Per l’esponente del Forum Droghe «Dulcis in fundo la nota sulla compatibilità con la Convenzione Unica del 1961 è, quantomeno, fuorviante. La convenzione citata infatti, Art.28 “Controllo della canapa” recita testualmente: “La presente Convenzione non si applica alla coltivazione della pianta di canapa se questa è eseguita esclusivamente per fini industriali o di orticoltura.” Sui Regolamenti UE, infine, il Dipartimento dimentica la decisione della Corte di Giustizia Europea del 19 novembre 2020 (causa 663/18) che basandosi sulla letteratura scientifica prodotta dall’OMS ha sentenziato che il divieto di commercializzazione di uno Stato potrà essere conforme alla normativa comunitaria solo se “l’asserito rischio reale per la salute non risulti fondato su considerazioni puramente ipotetiche”».

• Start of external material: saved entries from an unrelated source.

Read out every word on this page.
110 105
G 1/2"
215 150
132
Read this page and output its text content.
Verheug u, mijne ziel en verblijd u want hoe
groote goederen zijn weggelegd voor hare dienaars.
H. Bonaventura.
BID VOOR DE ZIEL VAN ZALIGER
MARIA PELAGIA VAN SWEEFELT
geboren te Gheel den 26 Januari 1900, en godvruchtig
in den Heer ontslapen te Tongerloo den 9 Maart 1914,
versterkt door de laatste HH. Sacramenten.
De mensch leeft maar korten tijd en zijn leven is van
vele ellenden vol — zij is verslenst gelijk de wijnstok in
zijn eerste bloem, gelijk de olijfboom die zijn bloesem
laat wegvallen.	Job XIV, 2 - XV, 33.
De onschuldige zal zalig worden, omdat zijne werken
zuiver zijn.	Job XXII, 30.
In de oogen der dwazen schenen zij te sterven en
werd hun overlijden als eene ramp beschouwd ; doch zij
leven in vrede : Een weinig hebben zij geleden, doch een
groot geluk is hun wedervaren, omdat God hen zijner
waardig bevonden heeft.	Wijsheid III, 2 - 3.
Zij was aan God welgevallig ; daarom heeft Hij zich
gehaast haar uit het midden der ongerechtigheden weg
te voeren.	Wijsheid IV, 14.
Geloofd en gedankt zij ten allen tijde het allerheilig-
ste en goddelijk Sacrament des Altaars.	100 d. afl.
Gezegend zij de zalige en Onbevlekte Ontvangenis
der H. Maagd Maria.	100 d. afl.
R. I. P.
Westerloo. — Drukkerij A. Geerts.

Per Fiorentini, «Anche sull’asserita ininfluenza della norma sul settore agroindustriale della canapa la nota del Dipartimento è mistificatoria: l’impossibilità di usare parti della pianta legalmente coltivata perché esclusa dalle convenzioni, dalla normativa UE e da quella italiana limita fortemente la filiera, in modo ingiustificato. Non c’è solo la cannabis light come possibile sbocco commerciale per l’infiorescenza di canapa: usi alimentari, cosmetici, anche farmaceutici laddove coltivata secondo le norme previste, sarebbero certamente criminalizzati. E questo limita la redditività della coltivazione a monte, e quindi mette a rischio l’intero settore della coltivazione della canapa in Italia».

Il segretario di Forum Droghe conclude: «Incurante della scienza, delle indicazioni dell’OMS, delle Convenzioni internazionali, dello stesso Testo Unico sulle droghe e della giurisprudenza della Corte di Giustizia europea, della Corte Suprema di Cassazione e della Giustizia Amministrativa il Governo Meloni con la sua ricerca continua di un nemico crea un non senso giuridico. Vuole vietare la vendita di fiori che non hanno nulla di stupefacente, ostacolare la filiera della canapa e l’uso dei suoi derivati non psicoattivi esclusivamente per motivazioni ideologiche. Ma non ha nemmeno il coraggio di dirlo».